Auf die Berufung des Klägers wird das Urteil des Sozialgerichts Köln vom 15.07.1997 abgeändert. Die Beklagte wird unter Abänderung des Bescheides vom 17.05.1995 in der Gestalt des Widerspruchsbescheides vom 22.06.1995 verurteilt, dem Kläger Pflegegeld nach Stufe I ab 01.08.1998 zu gewähren. Die Beklagte trägt die außergerichtlichen Kosten des Klägers für das Berufungsverfahren. Die Revision wird nicht zugelassen.
Tatbestand:
Die Beteiligten streiten darüber, ob der Kläger von der Beklagten ab 01.04.1995 Pflegegeld nach der Pflegestufe I verlangen kann.
Der 1931 geborene Kläger leidet unter Asthma bronchiale, einer chronisch-obstruktiven Bronchitis und einem geringen Sehvermögen beider Augen.
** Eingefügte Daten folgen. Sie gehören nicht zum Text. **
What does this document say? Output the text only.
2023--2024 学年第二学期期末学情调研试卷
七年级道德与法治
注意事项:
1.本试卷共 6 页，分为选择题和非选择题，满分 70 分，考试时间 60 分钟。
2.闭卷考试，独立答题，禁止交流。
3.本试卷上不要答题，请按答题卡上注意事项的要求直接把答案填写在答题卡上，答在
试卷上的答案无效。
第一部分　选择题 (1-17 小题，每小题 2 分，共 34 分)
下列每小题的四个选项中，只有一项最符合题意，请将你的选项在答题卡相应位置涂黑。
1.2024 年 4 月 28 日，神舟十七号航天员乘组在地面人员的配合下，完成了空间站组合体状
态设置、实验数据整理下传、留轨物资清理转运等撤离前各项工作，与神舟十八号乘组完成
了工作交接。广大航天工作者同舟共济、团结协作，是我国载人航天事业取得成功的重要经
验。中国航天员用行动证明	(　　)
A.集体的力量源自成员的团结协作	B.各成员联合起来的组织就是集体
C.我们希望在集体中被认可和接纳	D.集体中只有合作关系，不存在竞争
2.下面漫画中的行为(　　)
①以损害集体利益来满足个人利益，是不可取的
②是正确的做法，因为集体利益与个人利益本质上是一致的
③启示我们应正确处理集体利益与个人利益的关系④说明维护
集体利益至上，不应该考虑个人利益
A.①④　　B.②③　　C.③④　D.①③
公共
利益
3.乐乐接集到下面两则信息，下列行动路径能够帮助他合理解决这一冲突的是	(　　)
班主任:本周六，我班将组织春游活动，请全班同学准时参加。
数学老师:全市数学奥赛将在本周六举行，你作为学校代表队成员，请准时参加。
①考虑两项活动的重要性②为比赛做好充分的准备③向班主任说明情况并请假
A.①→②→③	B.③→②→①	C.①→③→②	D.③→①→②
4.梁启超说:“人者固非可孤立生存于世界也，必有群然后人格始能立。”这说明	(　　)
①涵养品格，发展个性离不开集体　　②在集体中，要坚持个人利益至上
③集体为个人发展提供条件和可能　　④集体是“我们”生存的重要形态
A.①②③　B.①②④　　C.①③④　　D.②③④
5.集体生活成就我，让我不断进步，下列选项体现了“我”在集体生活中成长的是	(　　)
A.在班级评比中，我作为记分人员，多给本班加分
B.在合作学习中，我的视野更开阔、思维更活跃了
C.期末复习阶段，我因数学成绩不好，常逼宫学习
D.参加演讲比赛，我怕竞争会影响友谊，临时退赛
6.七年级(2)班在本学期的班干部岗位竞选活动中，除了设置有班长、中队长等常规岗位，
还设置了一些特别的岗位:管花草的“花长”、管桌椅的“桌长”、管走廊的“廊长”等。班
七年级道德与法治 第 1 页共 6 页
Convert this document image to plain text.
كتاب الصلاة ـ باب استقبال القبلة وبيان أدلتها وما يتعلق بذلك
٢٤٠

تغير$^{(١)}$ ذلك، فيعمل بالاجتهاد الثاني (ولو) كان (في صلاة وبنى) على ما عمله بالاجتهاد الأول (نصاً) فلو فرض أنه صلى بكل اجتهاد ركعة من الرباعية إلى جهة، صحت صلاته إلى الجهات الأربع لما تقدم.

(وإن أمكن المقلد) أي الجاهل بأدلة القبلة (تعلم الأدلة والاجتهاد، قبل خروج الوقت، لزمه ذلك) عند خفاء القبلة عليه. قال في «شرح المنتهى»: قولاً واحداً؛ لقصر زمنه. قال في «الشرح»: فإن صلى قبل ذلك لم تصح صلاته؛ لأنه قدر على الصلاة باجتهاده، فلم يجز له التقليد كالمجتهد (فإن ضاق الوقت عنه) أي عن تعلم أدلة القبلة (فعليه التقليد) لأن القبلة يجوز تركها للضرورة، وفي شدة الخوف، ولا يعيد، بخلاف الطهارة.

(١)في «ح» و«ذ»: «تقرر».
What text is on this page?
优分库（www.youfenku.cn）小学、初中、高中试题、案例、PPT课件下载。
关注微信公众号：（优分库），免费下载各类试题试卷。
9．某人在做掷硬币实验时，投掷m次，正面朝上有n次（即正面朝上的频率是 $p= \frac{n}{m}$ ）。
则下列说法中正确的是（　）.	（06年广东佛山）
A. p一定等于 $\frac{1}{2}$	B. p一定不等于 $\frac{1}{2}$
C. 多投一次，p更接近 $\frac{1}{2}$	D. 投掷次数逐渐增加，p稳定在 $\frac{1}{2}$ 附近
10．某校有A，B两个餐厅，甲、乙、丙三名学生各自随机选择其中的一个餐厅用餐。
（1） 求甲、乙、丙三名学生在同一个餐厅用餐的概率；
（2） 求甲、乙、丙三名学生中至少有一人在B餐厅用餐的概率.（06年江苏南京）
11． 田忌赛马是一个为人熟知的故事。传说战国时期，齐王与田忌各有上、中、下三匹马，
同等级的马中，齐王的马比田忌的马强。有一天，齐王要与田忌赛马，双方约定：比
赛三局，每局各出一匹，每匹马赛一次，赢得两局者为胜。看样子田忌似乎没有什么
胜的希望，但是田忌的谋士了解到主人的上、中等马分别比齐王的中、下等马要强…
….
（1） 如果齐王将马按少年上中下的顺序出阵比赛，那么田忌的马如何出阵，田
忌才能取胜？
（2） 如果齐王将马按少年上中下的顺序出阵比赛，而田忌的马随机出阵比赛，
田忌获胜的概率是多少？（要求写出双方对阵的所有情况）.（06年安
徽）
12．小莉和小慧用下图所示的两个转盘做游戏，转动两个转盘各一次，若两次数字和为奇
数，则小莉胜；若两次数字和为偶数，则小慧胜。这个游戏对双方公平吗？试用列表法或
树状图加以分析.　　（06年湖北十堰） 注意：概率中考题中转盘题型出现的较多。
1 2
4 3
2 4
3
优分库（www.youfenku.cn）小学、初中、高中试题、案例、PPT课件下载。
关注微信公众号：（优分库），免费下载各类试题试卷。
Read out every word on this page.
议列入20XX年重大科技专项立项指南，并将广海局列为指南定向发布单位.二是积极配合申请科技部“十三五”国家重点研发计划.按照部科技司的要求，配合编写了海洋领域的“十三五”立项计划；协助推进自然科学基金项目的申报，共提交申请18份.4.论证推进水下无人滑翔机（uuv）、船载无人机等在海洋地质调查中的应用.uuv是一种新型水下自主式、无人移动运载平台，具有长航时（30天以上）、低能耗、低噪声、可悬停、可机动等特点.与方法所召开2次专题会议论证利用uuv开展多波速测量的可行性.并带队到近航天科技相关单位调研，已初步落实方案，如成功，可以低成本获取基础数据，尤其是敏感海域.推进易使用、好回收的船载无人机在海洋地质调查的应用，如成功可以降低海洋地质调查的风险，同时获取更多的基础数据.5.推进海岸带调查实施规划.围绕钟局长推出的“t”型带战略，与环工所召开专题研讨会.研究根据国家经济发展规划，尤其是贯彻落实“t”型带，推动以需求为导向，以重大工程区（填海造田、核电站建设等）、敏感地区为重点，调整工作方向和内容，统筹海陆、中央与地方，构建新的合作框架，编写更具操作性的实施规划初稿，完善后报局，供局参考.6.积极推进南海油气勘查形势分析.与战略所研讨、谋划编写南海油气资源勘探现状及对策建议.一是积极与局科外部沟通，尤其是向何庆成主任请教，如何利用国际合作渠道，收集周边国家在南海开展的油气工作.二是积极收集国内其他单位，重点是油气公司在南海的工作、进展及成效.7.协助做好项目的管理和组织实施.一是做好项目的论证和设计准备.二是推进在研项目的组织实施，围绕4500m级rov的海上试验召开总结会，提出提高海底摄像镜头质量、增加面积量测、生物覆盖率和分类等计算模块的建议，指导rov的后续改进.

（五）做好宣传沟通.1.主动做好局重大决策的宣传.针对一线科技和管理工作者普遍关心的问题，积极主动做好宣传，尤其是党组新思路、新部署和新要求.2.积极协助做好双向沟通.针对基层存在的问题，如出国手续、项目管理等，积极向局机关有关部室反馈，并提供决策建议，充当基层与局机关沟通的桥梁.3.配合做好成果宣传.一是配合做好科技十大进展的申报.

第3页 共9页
Er lebt mit seiner Ehefrau in einem Einfamilienhaus.
Im Januar 1995 beantragte er die Gewährung von Pflegegeld aus der Pflegeversicherung. Die Beklagte veranlaßte eine Begutachtung durch den Medizinischen Dienst der Krankenversicherung (MDK) Nordrhein. In dem Gutachten vom 23.03.1995 kam der Gutachter Dr. O … zu dem Ergebnis, Hilfebedarf bestehe beim mehrmaligen Duschen in der Woche (70 Minuten), beim Kämmen/Rasieren (5 Minuten), bei der mundgerechten Nahrungszubereitung (15 Minuten), beim An- und Auskleiden (Ordnen der Kleider – 10 Minuten -) sowie beim Verlassen/Wiederaufsuchen der Wohnung (ohne Zeitangabe). Zusätzlich bestehe Hilfebedarf in allen Bereichen der hauswirtschaftlichen Versorgung. – Die Beklagte lehnte den Antrag mit Bescheid vom 17.05.1995 ab. Den hiergegen gerichteten Widerspruch begründete der Kläger damit, daß er auch unbedingt Hilfe bei der Nahrungsaufnahme, beim Rasieren, beim Ankleiden sowie bei der Körperpflege benötige. Der Widerspruchsausschuß der Beklagten wies den Widerspruch mit Widerspruchsbescheid vom 22.06.1995 zurück.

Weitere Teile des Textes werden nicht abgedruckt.